I used to think the whole purpose of life was pursuing happiness. Everyone said
the path to happiness was success, so I searched for that ideal job, that perfect
boyfriend, that beautiful apartment.
But instead of ever feeling fulfilled, I felt anxious and adrift. And I wasn’t alone;
my friends — they struggled with this, too. Eventually, I decided to go to graduate
school for positive psychology to learn what truly makes people happy. But what I
discovered there changed my life. The data showed that chasing happiness can
make people unhappy.
And what really struck me was this: the suicide rate has been rising around the
world, and it recently reached a 30-year high in America. Even though life is
getting objectively better by nearly every conceivable standard, more people feel
hopeless, depressed and alone. There’s an emptiness gnawing away at people,
and you don’t have to be clinically depressed to feel it. Sooner or later, I think we
all wonder: Is this all there is?
(There’s More to Life than Being Happy, Emily Esfahani
Smith, TED talk)
.
Question 1: Identify the presuppositions, then classify them.
1. “I used to think the whole purpose of life was pursuing happiness.” Lexical
presupposition.
I no longer think the purpose of life is to pursue happiness.
2. “Everyone said the path to happiness was success, so I searched for that ideal
job, that perfect boyfriend, that beautiful apartment.”
Existential presuppositions.
The way to happiness is successful.
The author has an ideal job, a boyfriend, and a beautiful apartment.
Question 2: Identify the cases of discourse reference, then classify them into: cataphoric
& anaphoric references. Comment on the use of cataphoric reference.
2. “But instead of ever feeling fulfilled, I felt anxious and adrift. And I wasn’t alone;
my friends — they struggled with this, too.”
This is an anaphoric reference. It refers to anxious and adrift.
5. “And what really struck me was this: the suicide rate has been rising around the
world, and it recently reached a 30-year high in America.”
This is a cataphoric reference. This refers to the suicide rate has been rising
around the world, and it recently reached a 30-year high in America.
6. “… the suicide rate has been rising around the world, and it recently reached a
30-year high in America.”
It is an anaphoric reference. It refers to the suicide rate.
8. “I used to think the whole purpose of life was pursuing happiness… Sooner or
later, I think we all wonder: Is this all there is?”
This is an anaphoric reference. This refers to pursuing happiness.

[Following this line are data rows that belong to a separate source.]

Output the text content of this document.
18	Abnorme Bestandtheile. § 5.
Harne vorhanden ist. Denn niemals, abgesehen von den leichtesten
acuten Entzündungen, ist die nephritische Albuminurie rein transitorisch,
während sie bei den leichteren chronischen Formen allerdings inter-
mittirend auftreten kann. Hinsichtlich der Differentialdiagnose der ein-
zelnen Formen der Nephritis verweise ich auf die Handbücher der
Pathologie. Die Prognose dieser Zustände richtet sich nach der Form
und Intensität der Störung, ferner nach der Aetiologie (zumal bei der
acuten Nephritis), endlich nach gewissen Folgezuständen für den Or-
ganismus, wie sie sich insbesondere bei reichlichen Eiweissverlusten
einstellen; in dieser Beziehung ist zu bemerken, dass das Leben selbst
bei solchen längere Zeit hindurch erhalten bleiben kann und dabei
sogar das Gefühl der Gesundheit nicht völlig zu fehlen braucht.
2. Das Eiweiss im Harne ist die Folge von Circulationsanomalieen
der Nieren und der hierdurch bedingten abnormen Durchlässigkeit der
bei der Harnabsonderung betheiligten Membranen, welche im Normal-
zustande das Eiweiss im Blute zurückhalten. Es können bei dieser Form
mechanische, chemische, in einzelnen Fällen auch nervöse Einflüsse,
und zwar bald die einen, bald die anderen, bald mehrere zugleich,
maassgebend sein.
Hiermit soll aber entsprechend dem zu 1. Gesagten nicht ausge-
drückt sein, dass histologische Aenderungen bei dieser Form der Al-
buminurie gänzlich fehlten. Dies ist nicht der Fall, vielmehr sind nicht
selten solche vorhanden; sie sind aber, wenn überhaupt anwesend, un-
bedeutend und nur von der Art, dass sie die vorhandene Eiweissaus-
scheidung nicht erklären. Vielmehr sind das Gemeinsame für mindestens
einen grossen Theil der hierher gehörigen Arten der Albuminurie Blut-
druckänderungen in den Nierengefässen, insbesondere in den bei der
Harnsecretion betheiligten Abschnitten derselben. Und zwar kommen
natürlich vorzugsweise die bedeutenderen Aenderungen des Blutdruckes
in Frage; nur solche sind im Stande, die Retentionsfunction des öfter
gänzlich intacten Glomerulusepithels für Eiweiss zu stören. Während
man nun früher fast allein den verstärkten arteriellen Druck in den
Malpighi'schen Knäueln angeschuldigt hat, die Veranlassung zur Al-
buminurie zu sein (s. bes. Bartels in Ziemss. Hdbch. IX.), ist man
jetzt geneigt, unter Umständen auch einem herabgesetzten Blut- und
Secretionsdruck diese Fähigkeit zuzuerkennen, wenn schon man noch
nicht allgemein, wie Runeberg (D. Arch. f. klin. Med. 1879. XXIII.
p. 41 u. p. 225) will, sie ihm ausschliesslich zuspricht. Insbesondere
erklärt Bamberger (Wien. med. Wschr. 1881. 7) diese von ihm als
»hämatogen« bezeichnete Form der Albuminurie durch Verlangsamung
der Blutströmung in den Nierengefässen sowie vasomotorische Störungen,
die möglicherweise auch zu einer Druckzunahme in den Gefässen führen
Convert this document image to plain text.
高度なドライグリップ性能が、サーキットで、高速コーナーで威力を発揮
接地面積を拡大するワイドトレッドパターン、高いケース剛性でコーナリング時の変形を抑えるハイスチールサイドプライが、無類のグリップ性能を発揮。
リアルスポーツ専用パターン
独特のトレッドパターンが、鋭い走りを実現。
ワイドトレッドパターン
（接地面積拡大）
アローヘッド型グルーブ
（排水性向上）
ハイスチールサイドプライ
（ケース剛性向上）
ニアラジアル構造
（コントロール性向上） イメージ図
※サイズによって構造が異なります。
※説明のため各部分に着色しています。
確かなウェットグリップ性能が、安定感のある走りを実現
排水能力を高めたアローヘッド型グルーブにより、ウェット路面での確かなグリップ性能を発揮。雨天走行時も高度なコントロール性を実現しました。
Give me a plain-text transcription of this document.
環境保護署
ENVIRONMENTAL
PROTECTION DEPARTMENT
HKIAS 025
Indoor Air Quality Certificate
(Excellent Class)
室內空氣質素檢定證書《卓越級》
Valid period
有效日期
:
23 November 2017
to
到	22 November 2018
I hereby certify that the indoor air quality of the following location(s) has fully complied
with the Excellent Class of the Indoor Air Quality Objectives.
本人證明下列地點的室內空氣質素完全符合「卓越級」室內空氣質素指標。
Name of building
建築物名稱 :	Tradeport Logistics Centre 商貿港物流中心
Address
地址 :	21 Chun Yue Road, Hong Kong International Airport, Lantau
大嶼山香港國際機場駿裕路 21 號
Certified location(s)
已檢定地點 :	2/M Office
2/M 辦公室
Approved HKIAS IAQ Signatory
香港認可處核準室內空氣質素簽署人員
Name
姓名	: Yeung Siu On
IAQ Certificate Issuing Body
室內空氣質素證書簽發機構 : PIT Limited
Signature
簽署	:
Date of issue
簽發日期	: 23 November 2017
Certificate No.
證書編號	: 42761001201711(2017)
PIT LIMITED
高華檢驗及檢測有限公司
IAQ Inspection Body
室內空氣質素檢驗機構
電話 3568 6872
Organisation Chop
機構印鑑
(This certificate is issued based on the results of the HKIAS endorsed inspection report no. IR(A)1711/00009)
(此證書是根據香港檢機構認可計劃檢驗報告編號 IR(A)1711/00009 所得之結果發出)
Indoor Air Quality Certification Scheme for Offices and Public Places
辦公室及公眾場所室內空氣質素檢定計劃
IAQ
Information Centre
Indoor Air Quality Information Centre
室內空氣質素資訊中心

“But what I discovered there changed my life. The data showed that chasing
happiness can make people unhappy.”
In the first sentence, instead of using the term data, the speaker used to use the
word what to pique the hearer’s interest in what she has uncovered. This
reinforces what she discovered in her research: the pursuit of pleasure can make
individuals miserable.
“And what really struck me was this: the suicide rate has been rising around the
world, and it recently reached a 30-year high in America.”
The speaker doesn’t just wish to stress the latter for the listener in this sentence.
what really struck me and this were used sequentially by the speaker to highlight
what she was about to say. This is meant to emphasize the importance of the latter:
Suicide rates are on the rise all across the world.